Kwyjibo is an experiment in real-time OCR, computer vision and machine learning using the game of Scrabble.
This was a project built for my university dissertation way back in 2011, so the approach taken here might seem a little dated compared to more modern approaches like neural networks. Hopefully some parts may still be useful for those working on something similar.
- Board Detection
Find edges of board using colour filtering
- Board Extraction & Rectification
Extract the board's pixel region and then rectify using a quadrilateral transformation
- Tile Colour Threshold
Find tiles by filtering out non-tile colour pixels
- Tile Extraction
Extract tile pixel regions with blob detection
- Tile Masking
Apply the Tile Colour Threshold to the Tile Extraction to mask out unwanted pixels
- Adaptive Thresholding
Use an adaptive threshold to find letter blobs
- Inner Border
Draw a thick inner border around the boundry to connect unwanted surrounding pixels
- Flood-fill Inner Border
Flood fill will remove the unwanted pixels
- Small Blob Removal
Use blob detection to find and remove small blobs below a threshold
- Extract & Rectify Letters
Use blob detection to extract tile letters and resize, dilate to a standard resolution
- Classify Letters
Use classification algorithms to determine the letters that have been placed
- Scrabble Game Logic
Use the detected letters to find words and score the player respectively
Reading Scrabble characters
Tile classification was solved with a classic k-nearest classifier, but these days I think it might be better to make use of modern neural networks instead. The classifier is given extracted letters from the above process, which have been reduced to a feature vector. The feature reduction method I found to work best was one that is a sort of grid based merge.

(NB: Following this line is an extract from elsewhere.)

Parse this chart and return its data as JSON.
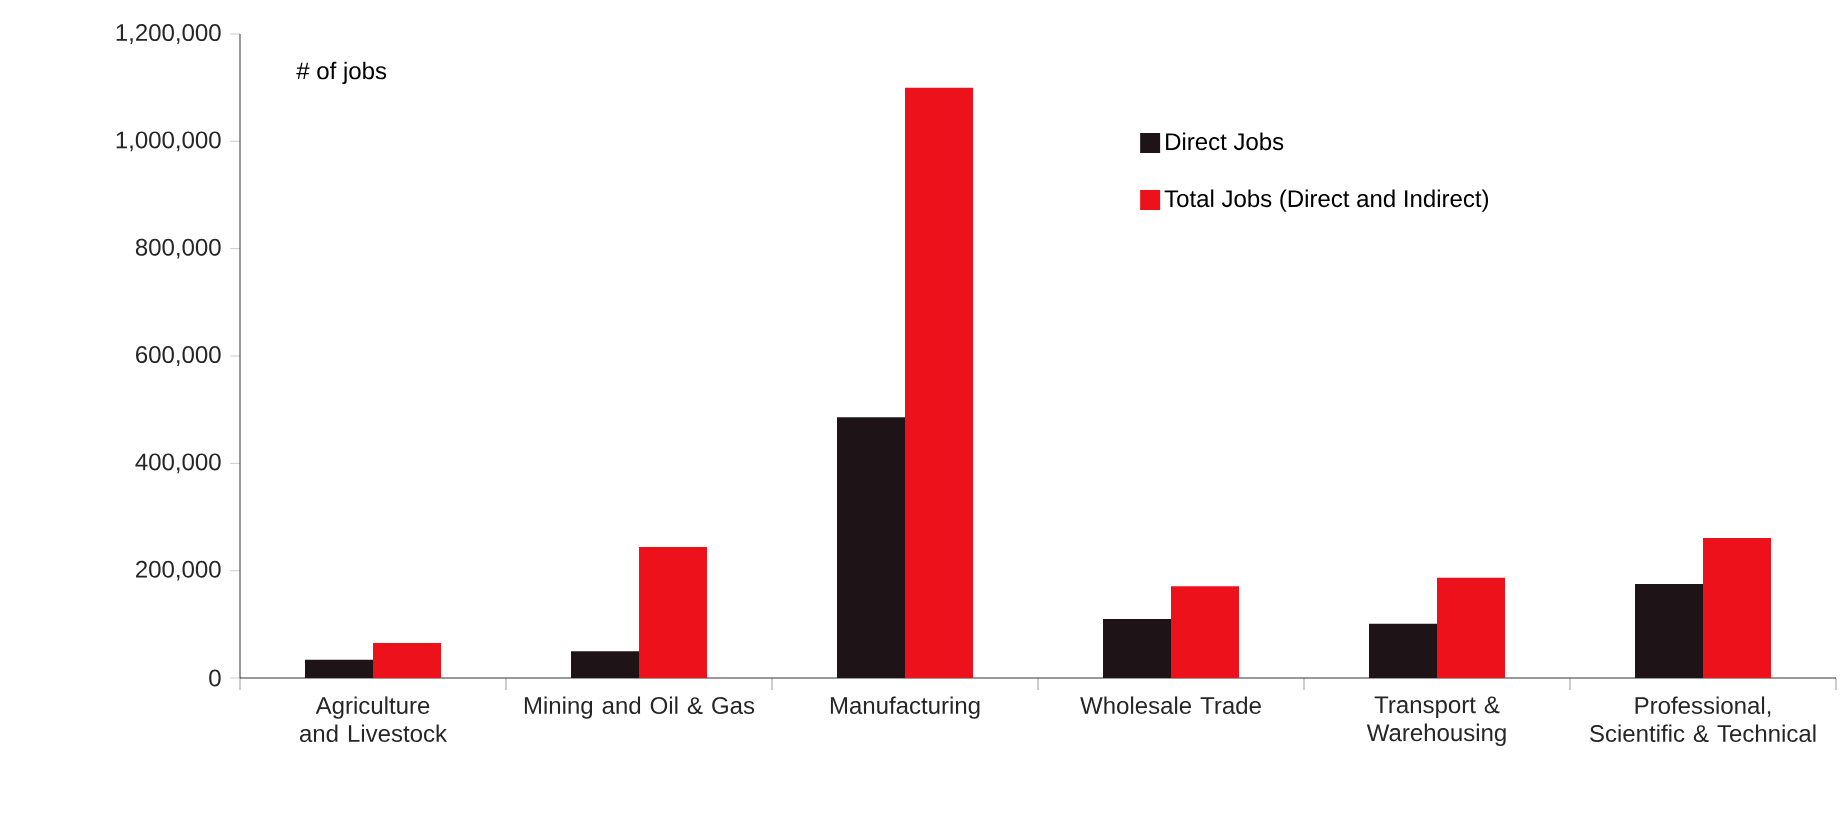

As shown below, grid merge takes a 2D array of features and merges them into a much more compact 1D array. The features are just binary pixels from the threshold step. The 2D feature space is divided into an array of n by n buckets, containing the count of pixels located in each bucket. This 2D array is then flattened to 1D for input into the classifier.
This reduction approach seems pretty good, essentially O(n), so it works in real-time. It even improves the robustness of classification by increasing tolerance for slight rotation, skew and other unwanted effects. This is because slight 2D transforms won't alter the bucket pixel counts that much. In Kwyjibo grid merge reduces 1024 binary features (e.g. 32px * 32px) down to 16 integer features (a ~98% reduction) so the system performs far better.
The positioning of the camera is really important. The best position is directly above the board, framing it in shot exactly to gain the maximum resolution avaliable. This is quite impractical without a special camera rig and can cause issues with bright light reflections, since the board I was using was so shiny. Mounting the camera at any other position introduces skew but reduces reflections. Instead to handle any camera position I implemented board detection and rectification.